Starlark-rust now supports f-strings as an extension(off by default).

ndmitchell avatar Sep 06 '23 13:09 ndmitchell

Any chance this issue is being accepted / implemented 2024? Not having f-strings is a constant annoyance whenever I have to write Starlark code working with strings. F-strings are nowadays the standard Python approach for formatting strings and increase code readability considerably.

martis42 avatar Dec 30 '23 07:12 martis42

The emoji voting is very consistently enthusiastic, and Starlark-rust has an implementation, so I wouldn't object to a PR to Starlark-go to add it as an optional feature, so long as the Rust and Go implementations can align on the specification. I think it could still be a lot of work.

The folks that maintain the Java implementation should chime in too, as the demands on Blaze and Bazel may be different from other applications of Starlark. It's also possible that many other build-related tools or Starlark refactoring tools would need quite profound updates to accommodate this change, as it creates a way of referring to a symbol without an identifier.

@brandjon @tetromino

adonovan avatar Jan 02 '24 19:01 adonovan

Btw, Note that the original request came 8 years ago from bazel users (myself included)

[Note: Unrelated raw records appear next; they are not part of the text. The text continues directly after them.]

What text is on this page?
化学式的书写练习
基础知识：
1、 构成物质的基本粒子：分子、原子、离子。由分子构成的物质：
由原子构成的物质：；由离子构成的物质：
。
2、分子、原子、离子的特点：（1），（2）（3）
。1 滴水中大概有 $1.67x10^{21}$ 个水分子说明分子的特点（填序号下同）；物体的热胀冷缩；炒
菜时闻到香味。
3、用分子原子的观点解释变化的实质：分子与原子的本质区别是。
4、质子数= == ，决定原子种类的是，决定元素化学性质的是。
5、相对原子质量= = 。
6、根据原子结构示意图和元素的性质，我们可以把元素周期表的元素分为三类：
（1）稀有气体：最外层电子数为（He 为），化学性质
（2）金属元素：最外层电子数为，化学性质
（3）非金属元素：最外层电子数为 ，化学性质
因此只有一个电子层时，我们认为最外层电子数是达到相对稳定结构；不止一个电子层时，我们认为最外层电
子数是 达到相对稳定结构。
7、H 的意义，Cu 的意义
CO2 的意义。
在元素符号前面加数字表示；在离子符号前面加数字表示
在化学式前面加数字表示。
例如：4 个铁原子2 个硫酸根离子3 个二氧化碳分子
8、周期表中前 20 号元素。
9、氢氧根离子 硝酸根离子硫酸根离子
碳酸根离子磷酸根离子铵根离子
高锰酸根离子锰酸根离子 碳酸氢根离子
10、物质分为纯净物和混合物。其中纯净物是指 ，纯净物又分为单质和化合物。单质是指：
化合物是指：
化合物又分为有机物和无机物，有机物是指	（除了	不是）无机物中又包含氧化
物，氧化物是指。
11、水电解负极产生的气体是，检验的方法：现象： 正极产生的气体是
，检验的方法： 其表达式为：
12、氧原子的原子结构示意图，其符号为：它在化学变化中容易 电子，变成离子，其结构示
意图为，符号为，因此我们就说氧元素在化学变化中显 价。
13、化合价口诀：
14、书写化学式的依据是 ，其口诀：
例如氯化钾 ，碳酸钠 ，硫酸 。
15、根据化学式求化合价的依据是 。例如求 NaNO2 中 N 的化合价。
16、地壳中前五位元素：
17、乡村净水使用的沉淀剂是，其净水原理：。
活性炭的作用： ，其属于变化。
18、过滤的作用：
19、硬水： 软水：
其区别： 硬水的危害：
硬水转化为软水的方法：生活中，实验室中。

ittaiz avatar Jan 03 '24 13:01 ittaiz

Suggested action items if we decide to move forward:

  • Discuss the wording for the spec. I assume we want a subset of the features found in Python (fstrings seem complicated).
  • Update Buildifier. Would needed even if fstrings are an optional feature.
  • Discuss the future of the % interpolation (in separate thread). It doesn't seem useful anymore; we could look into a migration plan.
  • Write PRs for the Java and Go interpreters.

For the people at Google: the Kythe indexer and the parser inside Cider will need to be updated.

(fyi for the context: I'm no longer working at Google)

laurentlb avatar Jan 03 '24 17:01 laurentlb

Does anyone know the latest on this? Is it only awaiting PRs for Java and Go, or is there a missing spec to be agreed upon?

albertocavalcante avatar Jul 29 '24 17:07 albertocavalcante

As far as I know, there was no update since my message. To clarify the scope, I think:

  • We can support f-strings so that f"...{x}..." is equivalent to "...{}...".format(x)
  • Features like =, ! conversion, : format_spec are not supported.
  • So inside brackets, we can only have an expression (Test rule in our grammar)

This should simplify things compared to the Python implementation. They still mention some corner cases (e.g. comments inside an f-string and reusing the same quote character), that we can forbid if it helps.

I cannot make the final call, but I think it would help to implement the feature in Java and Go.

laurentlb avatar Jul 29 '24 19:07 laurentlb

Before we implement it, we should enumerate all the cases currently supported by Python and declare whether we intend to support them in Starlark initially, later, or never. An implementation that supports only an ad hoc subset of the Python features may be hard to extend later. If we're going to support anything, we should probably support all the Python features that make sense for Starlark, which would include such things as iterables, e.g. f"{*[1, 2], *(3, 4)}" = "(1, 2, 3, 4)".